More Records with Specific Advice on What to Listen For
It’s not easy to find a copy of this album that sounds right.
Many of the copies we played suffer from a “too-forward” quality to the vocals, which make them positively unpleasant to listen to.
Others lacked presence, which left them easy on the ears but ultimately boring.
Then there were the copies that got the vocals right but just didn’t have all the Tubey Magic you want for this kind of simple, folky music.
I’m not going to go out on a limb and say this is an album everyone needs in their collection, but it’s certainly enjoyable. For those of you who get a kick out of this slice of 60s life, you’re going to have a very hard time finding a copy that sounds as good as this one.

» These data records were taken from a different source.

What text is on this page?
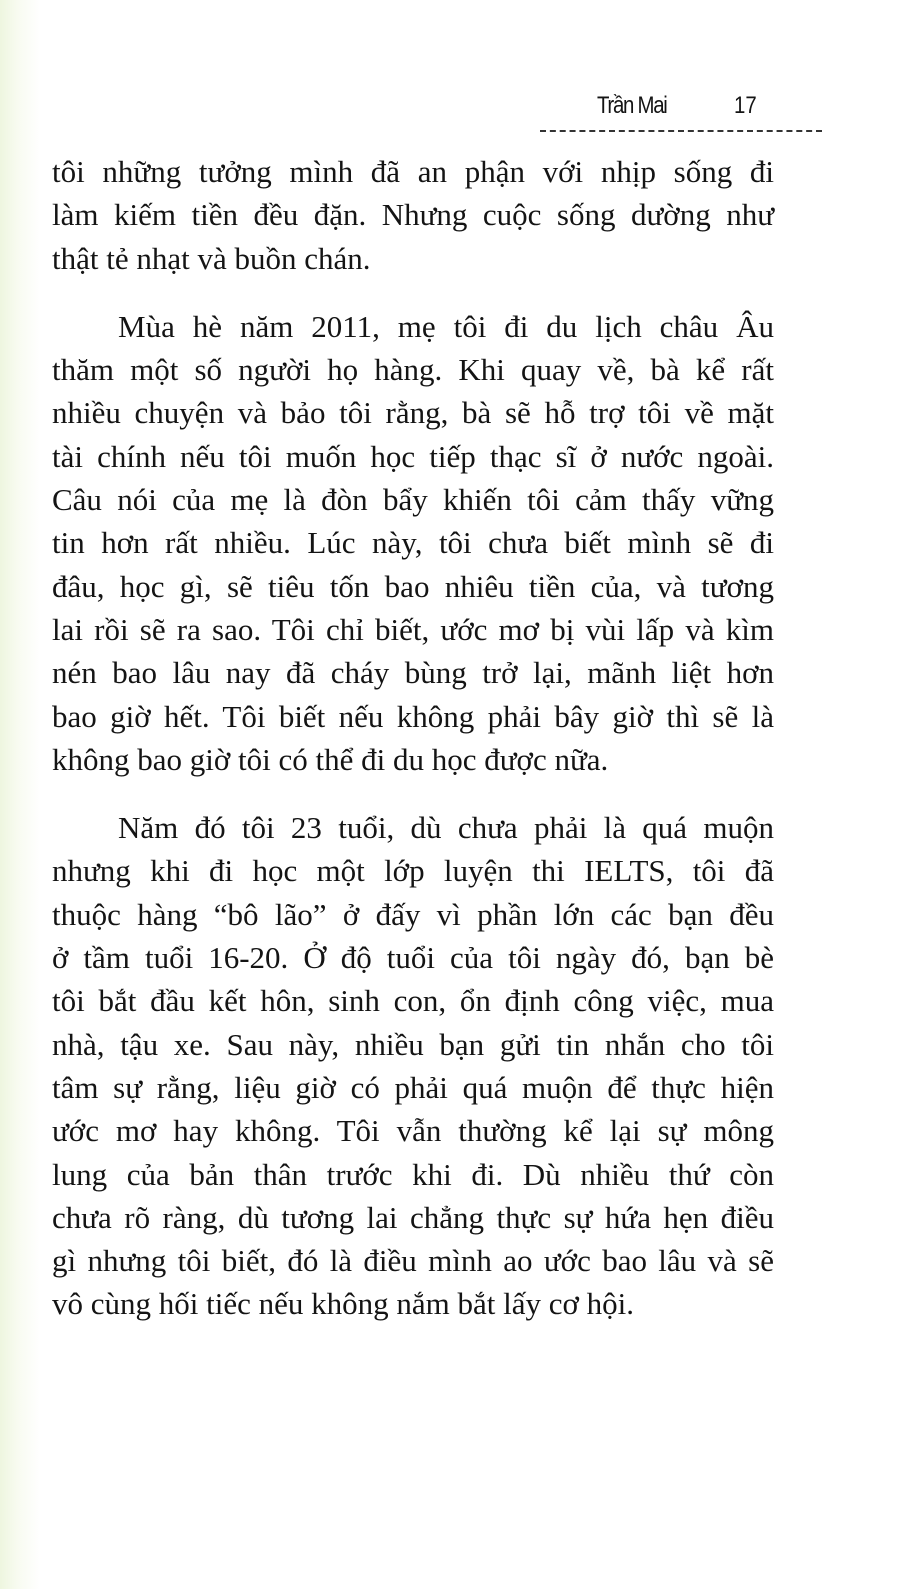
Trần Mai	17
tôi những tưởng mình đã an phận với nhịp sống đi
làm kiếm tiền đều đặn. Nhưng cuộc sống dường như
thật tẻ nhạt và buồn chán.
Mùa hè năm 2011, mẹ tôi đi du lịch châu Âu
thăm một số người họ hàng. Khi quay về, bà kể rất
nhiều chuyện và bảo tôi rằng, bà sẽ hỗ trợ tôi về mặt
tài chính nếu tôi muốn học tiếp thạc sĩ ở nước ngoài.
Câu nói của mẹ là đòn bẩy khiến tôi cảm thấy vững
tin hơn rất nhiều. Lúc này, tôi chưa biết mình sẽ đi
đâu, học gì, sẽ tiêu tốn bao nhiêu tiền của, và tương
lai rồi sẽ ra sao. Tôi chỉ biết, ước mơ bị vùi lấp và kìm
nén bao lâu nay đã cháy bùng trở lại, mãnh liệt hơn
bao giờ hết. Tôi biết nếu không phải bây giờ thì sẽ là
không bao giờ tôi có thể đi du học được nữa.
Năm đó tôi 23 tuổi, dù chưa phải là quá muộn
nhưng khi đi học một lớp luyện thi IELTS, tôi đã
thuộc hàng “bô lão” ở đấy vì phần lớn các bạn đều
ở tầm tuổi 16-20. Ở độ tuổi của tôi ngày đó, bạn bè
tôi bắt đầu kết hôn, sinh con, ổn định công việc, mua
nhà, tậu xe. Sau này, nhiều bạn gửi tin nhắn cho tôi
tâm sự rằng, liệu giờ có phải quá muộn để thực hiện
ước mơ hay không. Tôi vẫn thường kể lại sự mông
lung của bản thân trước khi đi. Dù nhiều thứ còn
chưa rõ ràng, dù tương lai chẳng thực sự hứa hẹn điều
gì nhưng tôi biết, đó là điều mình ao ước bao lâu và sẽ
vô cùng hối tiếc nếu không nắm bắt lấy cơ hội.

It’s nice when the copy in hand has all the transparency, space, layered depth and three-dimensionality that makes listening to records such a fundamentally different experience than listening to digitally-sourced material, but it’s not nearly as important as having that rich, relaxed tonal balance.
A little smear and a subtle lack of resolution is not the end of the world on most of the records we sell, including this one.
Brightness and leanness, along with grit and grain on the vocals, can be.
If the average record sounded even close to right, nobody would need us to find good sounding copies for them. They’d be sitting in every record bin in town and we would have to find some other kinds of records to sell.
The records may indeed be in every bin in town — that’s where we found the copies that went into this shootout — but the sound sure isn’t.
Hint: for the best sound, stick to the Tri-Tone original Reprise pressings. They win every shootout.